Subscribe to the room’s SSE feed (gambi events watch --room ABC123 --format ndjson) to broadcast each turn live.

A game where each character has its own brain. Register one participant per persona, each pointing at whatever provider makes sense — a small fast model for guards, a heavier one for the oracle.

const SYSTEM_PROMPTS = {
merchant: "You are a greedy merchant. Always try to upsell.",
guard: "You are a tired city guard. You speak in 5 words or fewer.",
oracle: "You are an ancient oracle. Speak in cryptic verse.",
};
const npcs = {
merchant: gambi.participant("merchant"),
guard: gambi.participant("guard"),
oracle: gambi.participant("oracle"),
};
async function npcSays(npc: keyof typeof npcs, playerInput: string) {
const result = await generateText({
model: npcs[npc],
system: SYSTEM_PROMPTS[npc],
prompt: playerInput,
});
return result.text;
}
console.log(await npcSays("merchant", "Got any potions?"));
console.log(await npcSays("guard", "Let me through."));
console.log(await npcSays("oracle", "Will I survive?"));

Your game logic owns turn-taking and state; Gambi just makes “this character speaks now” a one-line operation.

Bring friends — or students — and pool the room’s LLMs.

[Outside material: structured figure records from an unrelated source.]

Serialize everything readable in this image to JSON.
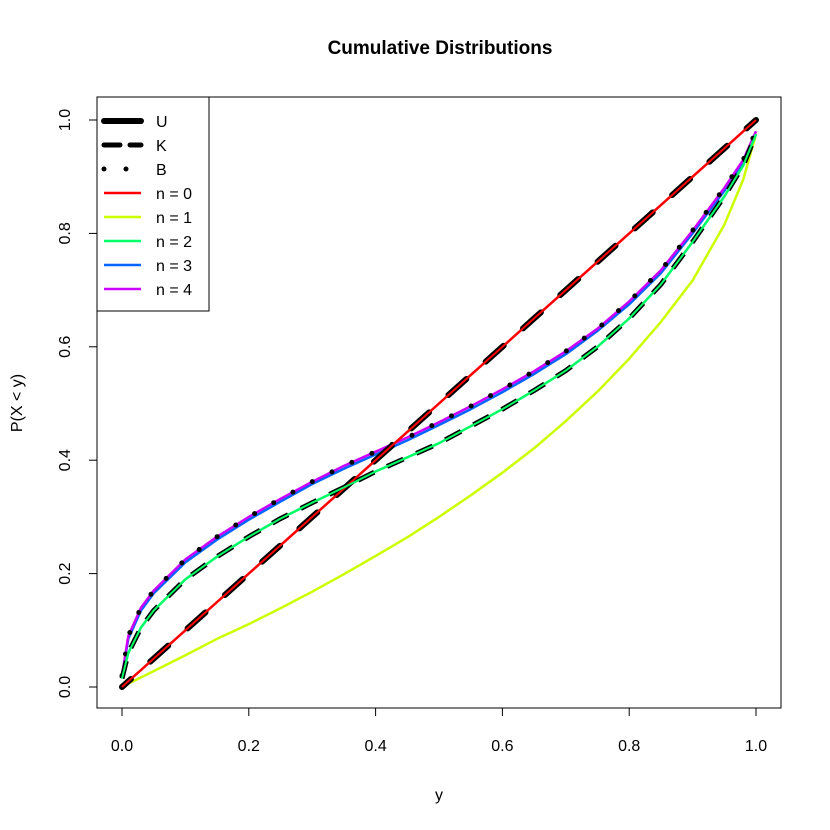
{
  "chart_data": {
    "type": "line",
    "title": "Cumulative Distributions",
    "xlabel": "y",
    "ylabel": "P(X < y)",
    "xlim": [
      0,
      1
    ],
    "ylim": [
      0,
      1
    ],
    "grid": false,
    "legend_position": "top-left",
    "x_ticks": [
      "0.0",
      "0.2",
      "0.4",
      "0.6",
      "0.8",
      "1.0"
    ],
    "y_ticks": [
      "0.0",
      "0.2",
      "0.4",
      "0.6",
      "0.8",
      "1.0"
    ],
    "legend": [
      {
        "label": "U",
        "style": "solid-thick",
        "color": "#000000"
      },
      {
        "label": "K",
        "style": "dashed-thick",
        "color": "#000000"
      },
      {
        "label": "B",
        "style": "dotted-thick",
        "color": "#000000"
      },
      {
        "label": "n = 0",
        "style": "solid",
        "color": "#FF0000"
      },
      {
        "label": "n = 1",
        "style": "solid",
        "color": "#CCFF00"
      },
      {
        "label": "n = 2",
        "style": "solid",
        "color": "#00FF66"
      },
      {
        "label": "n = 3",
        "style": "solid",
        "color": "#0066FF"
      },
      {
        "label": "n = 4",
        "style": "solid",
        "color": "#CC00FF"
      }
    ],
    "x": [
      0,
      0.01,
      0.03,
      0.05,
      0.1,
      0.15,
      0.2,
      0.25,
      0.3,
      0.35,
      0.4,
      0.45,
      0.5,
      0.55,
      0.6,
      0.65,
      0.7,
      0.75,
      0.8,
      0.85,
      0.9,
      0.95,
      0.98,
      1.0
    ],
    "series": [
      {
        "name": "n = 0",
        "color": "#FF0000",
        "overlay": "U",
        "values": [
          0,
          0.01,
          0.03,
          0.05,
          0.1,
          0.15,
          0.2,
          0.25,
          0.3,
          0.35,
          0.4,
          0.45,
          0.5,
          0.55,
          0.6,
          0.65,
          0.7,
          0.75,
          0.8,
          0.85,
          0.9,
          0.95,
          0.98,
          1.0
        ]
      },
      {
        "name": "n = 1",
        "color": "#CCFF00",
        "values": [
          0,
          0.006,
          0.017,
          0.028,
          0.056,
          0.085,
          0.111,
          0.139,
          0.168,
          0.199,
          0.231,
          0.264,
          0.3,
          0.338,
          0.378,
          0.421,
          0.469,
          0.521,
          0.579,
          0.644,
          0.717,
          0.815,
          0.895,
          0.975
        ]
      },
      {
        "name": "n = 2",
        "color": "#00FF66",
        "overlay": "K",
        "values": [
          0.015,
          0.06,
          0.105,
          0.135,
          0.19,
          0.23,
          0.265,
          0.297,
          0.325,
          0.352,
          0.38,
          0.405,
          0.43,
          0.46,
          0.49,
          0.523,
          0.558,
          0.6,
          0.65,
          0.71,
          0.785,
          0.865,
          0.92,
          0.975
        ]
      },
      {
        "name": "n = 3",
        "color": "#0066FF",
        "values": [
          0.02,
          0.085,
          0.135,
          0.165,
          0.22,
          0.26,
          0.295,
          0.327,
          0.358,
          0.385,
          0.41,
          0.435,
          0.462,
          0.49,
          0.52,
          0.552,
          0.587,
          0.628,
          0.675,
          0.73,
          0.8,
          0.875,
          0.925,
          0.975
        ]
      },
      {
        "name": "n = 4",
        "color": "#CC00FF",
        "overlay": "B",
        "values": [
          0.02,
          0.09,
          0.14,
          0.17,
          0.225,
          0.265,
          0.3,
          0.332,
          0.362,
          0.39,
          0.415,
          0.44,
          0.467,
          0.495,
          0.525,
          0.557,
          0.592,
          0.632,
          0.68,
          0.735,
          0.805,
          0.88,
          0.93,
          0.98
        ]
      }
    ]
  }
}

Each person joins with their own provider (Ollama, OpenRouter, OpenAI). You build the UI; the models stay theirs.

Set up the hub and create a room:

Terminal window
gambi hub serve --mdns
gambi room create --name "Class arena"
# → Room code: ABC123

Each participant joins separately, with whatever provider they brought:

Terminal window
# alice
gambi participant join --room ABC123 --participant-id alice --model llama3
# bob
gambi participant join --room ABC123 --participant-id bob --model mistral \
--endpoint http://localhost:1234
# carol (using OpenRouter)
gambi participant join --room ABC123 --participant-id carol \
--endpoint https://openrouter.ai/api \
--model meta-llama/llama-3.1-8b-instruct:free \
--header-env Authorization=OPENROUTER_AUTH

Then the app fans out the same prompt and renders responses side-by-side, votes, or runs blind comparisons:

// createClient handles management operations (listing participants, rooms, etc.)
// createGambi (preamble) handles inference routing — both are needed here.
import { createClient } from "gambi-sdk";
const client = createClient({ hubUrl: "http://localhost:3000" });
const participants = (await client.participants.list("ABC123")).data;
const responses = await Promise.all(
participants.map((p) =>
generateText({
model: gambi.participant(p.id),
prompt: "Explain monads in one sentence.",
}),
),
);

The room is shared; every model stays on the machine that brought it.